Saturday, 5 November 2016

Laws and Asses

Well, what a rum old do this is. Since the 24th June, although many did indeed accept the admittedly slim outcome of the referendum, some on the remain side have hardly covered themselves in glory by belly-aching at every turn and cheering on every dip in the value of the pound or the FTSE or the employment figures that seemed, however fleetingly to prove their thesis; their thesis that Britain outside the EU could not possibly survive. They seized on every negative announcement as proof that Brexit would bring the sky down but when those expectations largely failed to materialise they did their level best to wish economic and cultural disaster upon us.

It would be impossible to ever calculate, for any turn of events, how much was caused by genuine fears regarding Brexit, as opposed to confected fears spread by influential Remainers. Investment and success in business and in the markets is often founded on and driven by optimism and perception. It is entirely possible to destabilise individuals, companies and even the whole economy by indulging in morbid pessimism. Call it a Ratner moment; telling everybody “We’re shit” is hardly likely to improve things. In the meantime, of course, many £billions will have been made by the fundies and other speculators, relishing the chance to indulge in a bit of profitable mischief.

Whatever else may be at stake, make no bones about it, there are many, in government and beyond, who do not and will not accept the now decried ‘will of the people’ and the referendum promise made by David Cameron’s government has become ‘advisory’. Yes, we know the referendum was not made legally binding – some say to this very end – but it was promulgated very clearly that whatever the electorate chose would be carried out. At the moment, the 48% believe they are the majority; in the future, the writing on the barn door may yet be mysteriously altered to reflect that ‘fact’.

The Remain trope and taunt: “You wanted parliamentary democracy; now you’ve got it you don’t like it!” holds no water. Whether wilfully or through actual ignorance the Remain lobby simply do not understand one of the principle reasons the vote went against them; the sense that democracy had been given away to unaccountable and distant elites. It doesn’t really matter if those elites are in Brussels or here at home, if the machinations of law are too complex, too subtle for voters to grasp then there is something wrong with the law.

Nuance is the problem – if this meaning of law is so friable that we need expensively trained and remunerated lawyers to tell the little people what it means, then the law is no better than the koran or the bible. (Religious scholars are a con; charlatans purporting to interpret the literal word of a non-existent god.) If legal decisions can be appealed and appeals overturned by examining the same texts then we are not dealing with anything solid but shifting sands whose navigable channels can be bought by the highest bidder, the law is, in the eyes of the masses, just wrong. And every legal decision unintelligible to the average man – such as not deporting violent criminals with multiple convictions because they have rights their own actions denied others – heaps mockery on top of suspicion.

The sophistry being used to justify in retrospect that which should have been clear from the outset is not an honourable use of law.
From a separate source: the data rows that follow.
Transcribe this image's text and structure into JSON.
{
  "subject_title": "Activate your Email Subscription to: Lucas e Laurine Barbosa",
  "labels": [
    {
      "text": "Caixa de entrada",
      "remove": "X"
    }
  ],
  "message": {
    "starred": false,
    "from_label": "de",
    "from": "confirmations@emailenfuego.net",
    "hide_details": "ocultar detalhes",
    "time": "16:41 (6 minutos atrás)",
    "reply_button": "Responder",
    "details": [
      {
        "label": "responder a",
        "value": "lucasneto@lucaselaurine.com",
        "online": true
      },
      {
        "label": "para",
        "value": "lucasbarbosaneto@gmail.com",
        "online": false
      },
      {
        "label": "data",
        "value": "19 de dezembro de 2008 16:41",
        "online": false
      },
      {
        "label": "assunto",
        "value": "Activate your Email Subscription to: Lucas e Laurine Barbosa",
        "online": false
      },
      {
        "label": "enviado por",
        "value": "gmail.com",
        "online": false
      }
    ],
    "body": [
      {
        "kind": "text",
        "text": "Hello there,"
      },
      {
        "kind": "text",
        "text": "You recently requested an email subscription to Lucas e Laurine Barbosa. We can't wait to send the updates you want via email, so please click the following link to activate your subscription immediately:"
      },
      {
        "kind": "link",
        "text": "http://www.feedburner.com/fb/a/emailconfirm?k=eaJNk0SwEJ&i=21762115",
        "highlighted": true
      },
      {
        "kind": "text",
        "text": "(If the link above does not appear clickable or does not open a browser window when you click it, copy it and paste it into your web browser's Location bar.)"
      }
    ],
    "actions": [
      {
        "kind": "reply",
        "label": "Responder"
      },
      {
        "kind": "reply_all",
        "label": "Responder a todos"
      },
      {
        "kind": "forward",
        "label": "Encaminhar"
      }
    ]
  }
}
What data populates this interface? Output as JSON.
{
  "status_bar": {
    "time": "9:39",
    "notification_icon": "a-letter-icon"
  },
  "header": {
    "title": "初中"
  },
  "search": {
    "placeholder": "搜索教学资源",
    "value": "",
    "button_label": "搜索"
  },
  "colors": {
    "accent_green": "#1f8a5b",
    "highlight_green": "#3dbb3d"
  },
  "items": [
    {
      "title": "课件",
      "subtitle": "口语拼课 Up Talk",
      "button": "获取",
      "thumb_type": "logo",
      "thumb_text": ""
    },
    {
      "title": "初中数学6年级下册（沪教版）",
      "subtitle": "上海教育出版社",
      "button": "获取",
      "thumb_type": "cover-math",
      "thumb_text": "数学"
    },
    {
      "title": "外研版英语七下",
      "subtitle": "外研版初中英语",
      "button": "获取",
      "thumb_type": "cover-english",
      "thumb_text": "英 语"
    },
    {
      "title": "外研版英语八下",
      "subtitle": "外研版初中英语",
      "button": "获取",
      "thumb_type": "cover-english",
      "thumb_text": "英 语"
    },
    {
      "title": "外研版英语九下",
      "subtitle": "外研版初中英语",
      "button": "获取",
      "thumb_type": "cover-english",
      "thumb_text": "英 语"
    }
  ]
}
I agree we need checks and balances on the power of governments and high officials, but those checks and balances are supposed to return the power to ‘we, the people’. Odd then, isn’t it, that the noisy demonstrations, the hysterical rhetoric, the wailing and gnashing of teeth having largely been ignored as the protests of bad losers, the large part of the establishment who want to remain in the EU are now relying on a supposedly private citizen’s action to get their way. And relying in turn on unelected and possibly biddable lawyers? Because, of course, no judge has never been found wanting in moral fibre or propriety, have they?


I always expected I’d be long dead before Britain became a truly successful, independent nation state again, but I thought I might get to see a glimpse of the optimistic upturn as we left the sinking EU tramp steamer. That is looking less likely by the day. Churchill said that democracy is the worst form of government, except for all the others. I’m beginning to believe that the current interpretation of parliamentary democracy may well be the worst form of democracy.

1 comment:

  1. I am pleased that my feelings on the whole sordid affairs is akin to yours. I have been spreading the same sort of arguments not so eloquently and eruditely as you far and wide.

    The judges were in a position to come up with a completely opposite verdict as like all opinions on legal matters it is possible to do because absolute noncontroversial definition is impossible.

    How judgements are arrive at are about personal bias and social mores of the day as much as they are about legal niceties. Unfortunately the first one and only progressive mores appears to predominate. The latter manipulated to satisfy the former. If they had not public opinion would have dictated their judgement. By doing so they have initiated a political crisis and alienated 52% of the people. Trust in them already not high because of their often perverse and incomprehensible judgements that puzzles and annoys already the general public will sink lower.